So are the people he works with and occasionally releases on his label: Philadelphia four-piece hip-hop crew Plastic Little, Muppet-rap pioneers Bandy (the Kid America Club), Philly sex-rapper Spank Rock, and more. Together, they're opening the fall with a new chapter in the long and uneasy partnership between downtown and its estranged cousin, hip-hop.

"I haven't been in black pussy since '88, son/And I was twelve then," raps Plastic Little's Jayson Musson (a/k/a PackofRats), within the first minute of the first song on the group's new Tone Arm full-length, She's Mature. There are two black guys and two white guys in Plastic Little, and the rest of that song, "Creative Differences," goes like this: "Grab your shank/Pull it out/Kill a cracker."

Like the Beastie Boys, downtown white rappers who also rapped about pussy on their first single, 1983's "Cookie Puss"—a track aimed at the downtown art world's dilettante obsession with the city's then burgeoning hip-hop scene—Plastic Little are simultaneously defining themselves by and against the idea of downtown. Not to mention by and against the idea of hip-hop itself. On "Hola Plastique," the foursome chant, "Those Plastic Little dudes/They're not hip-hop/They make broke-pop/Sounds like Korean dance-pop" and, within a minute, proceed to beg Jesus to make them dope MCs before flipping the Smiths' "Heaven Knows I'm Miserable Now" into a story about how getting a job sucks. On "Rap O'Clock," they joke about how they "use rap words like 'word is bond' like 'to the rhythm yo.' " It's rap music about rap, downtown music about downtown, hipster music about being hip. Haters call it gallery rap—as in, you know, art.

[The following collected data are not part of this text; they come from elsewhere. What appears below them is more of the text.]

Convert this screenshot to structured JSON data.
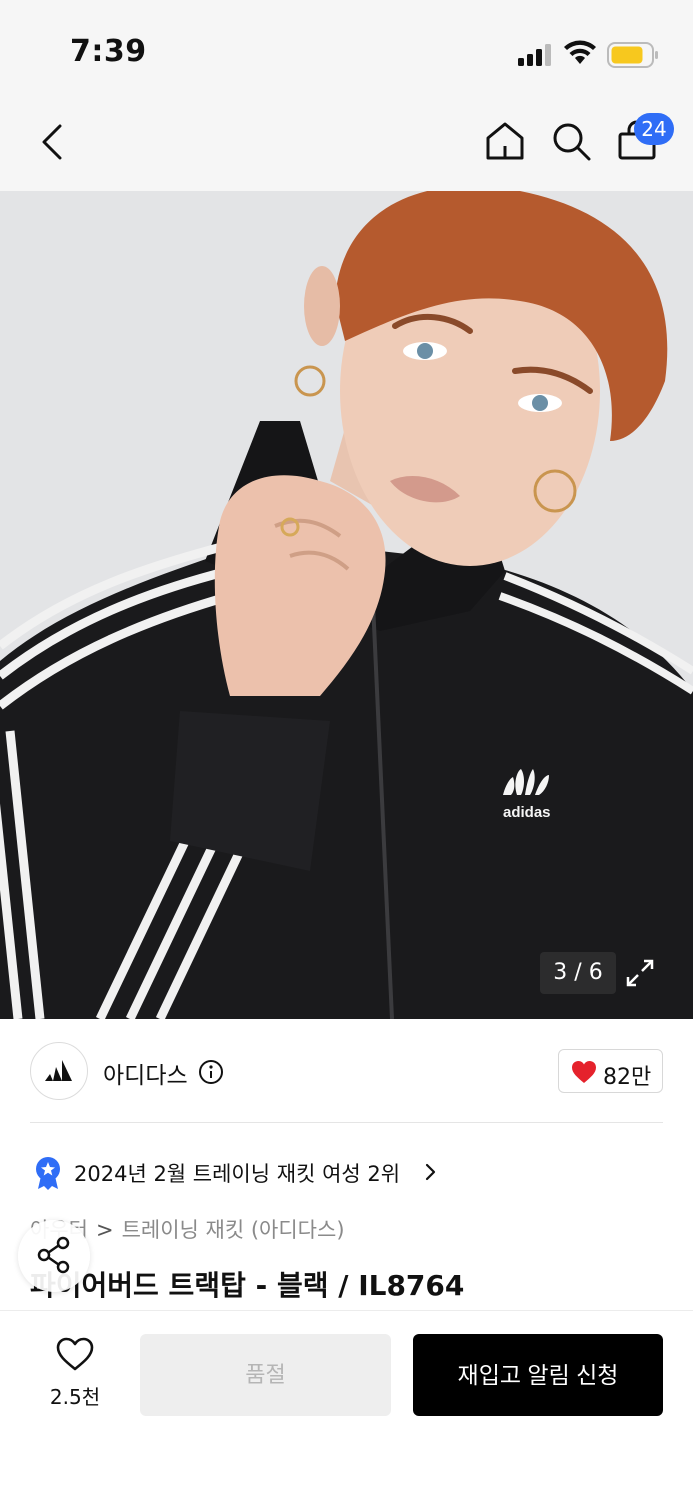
{
  "status_bar": {
    "time": "7:39"
  },
  "nav": {
    "cart_count": "24"
  },
  "product_image": {
    "counter": "3 / 6",
    "logo_text": "adidas"
  },
  "brand": {
    "name": "아디다스",
    "like_count": "82만"
  },
  "ranking": {
    "text": "2024년 2월 트레이닝 재킷 여성 2위"
  },
  "breadcrumb": {
    "items": [
      "아우터",
      "트레이닝 재킷 (아디다스)"
    ]
  },
  "product": {
    "title": "파이어버드 트랙탑 - 블랙 / IL8764"
  },
  "bottom_bar": {
    "wish_count": "2.5천",
    "soldout_label": "품절",
    "restock_label": "재입고 알림 신청"
  },
  "colors": {
    "accent_blue": "#2f6df6",
    "heart_red": "#e5222c",
    "battery_yellow": "#f7c81e",
    "button_black": "#000000",
    "disabled_gray": "#eeeeee"
  }
}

Art like the puffy, surreal costumes worn by Plastic Little's New York brethren Bandy (the Kid America Club). Bandy are less rappers than what you might call characters: Third Base, a crackhead and self-described "monster from Queens" who "ain't no rapper/I'm more of a guido-type verbal disaster"; Demurgatroid, who spends his time trying to fuck other famous Muppets while buying fireworks and weed with money from his trust fund; and the supervillian Lord Plek, who hates the other hipster puppets he hangs out with. "Lesbians/Actors/Phony nerds," he calls 'em on the aptly named "Downtown Anthem."

They're downtown- and generally pop-culture-obsessed: In just one 30-second stretch off their single "Hey Yo!" Bandy run through Larry Clark, Kurt Cobain, 40s, the Supreme store, Nike Dunks, skateboards, raves, and the Wu-Tang Clan—their heroes and the ostensible model for their crew.

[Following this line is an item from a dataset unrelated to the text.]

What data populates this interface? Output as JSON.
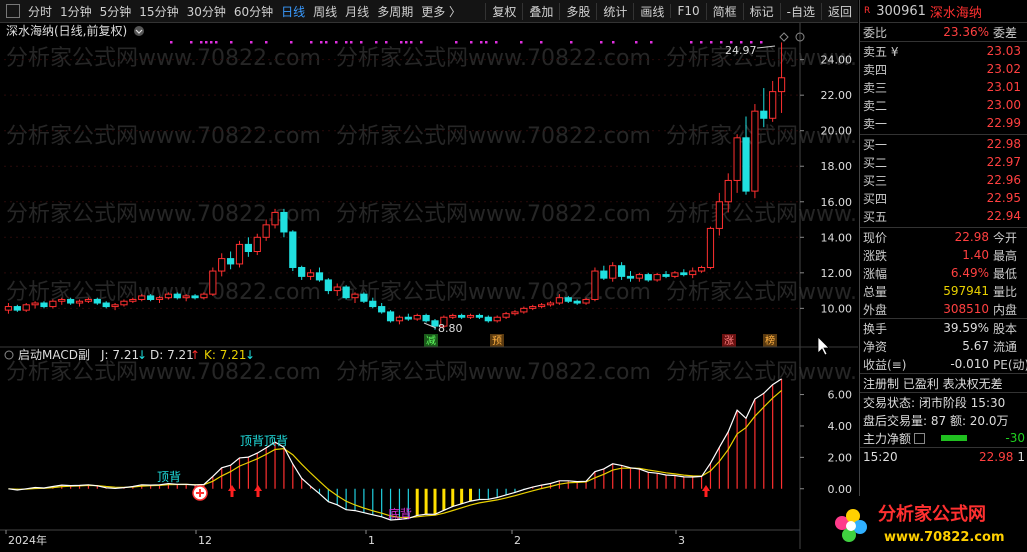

Revenge of the Clubhouse's production, a runaway kiddie carousel blasting every Saturday morning cartoon theme you've never heard, mixes everything from the Shangri-Las and Roy Orbison to Rick Rubin guitar-rap. To make the record, which comes out this week on aNYthing, they enlisted producer Dante Ross, who's been around since the Beastie Boys and has worked with De La Soul and, more recently, ODB. With their sugar-shock rap attack, Bandy make explicit what people who live in big cities already know: Rap today is simultaneously the most accurate depiction of urban life, its most viable pop culture product, and the easiest music to make downtown. So easy that big, stuffed characters with huge heads and speech impediments can do it.

Like another New York L.E.S. avant-garde—the No Wave scene of the late '70s—both crews of burgeoning character rappers know they're onto something because of how quickly critics want to consign them to the gallery. "I object to us being called 'artists who have chosen the medium of music,' " Talking Heads keyboard player Jerry Harrison once said. "I find that distasteful and very unfunky. And we don't perform in galleries."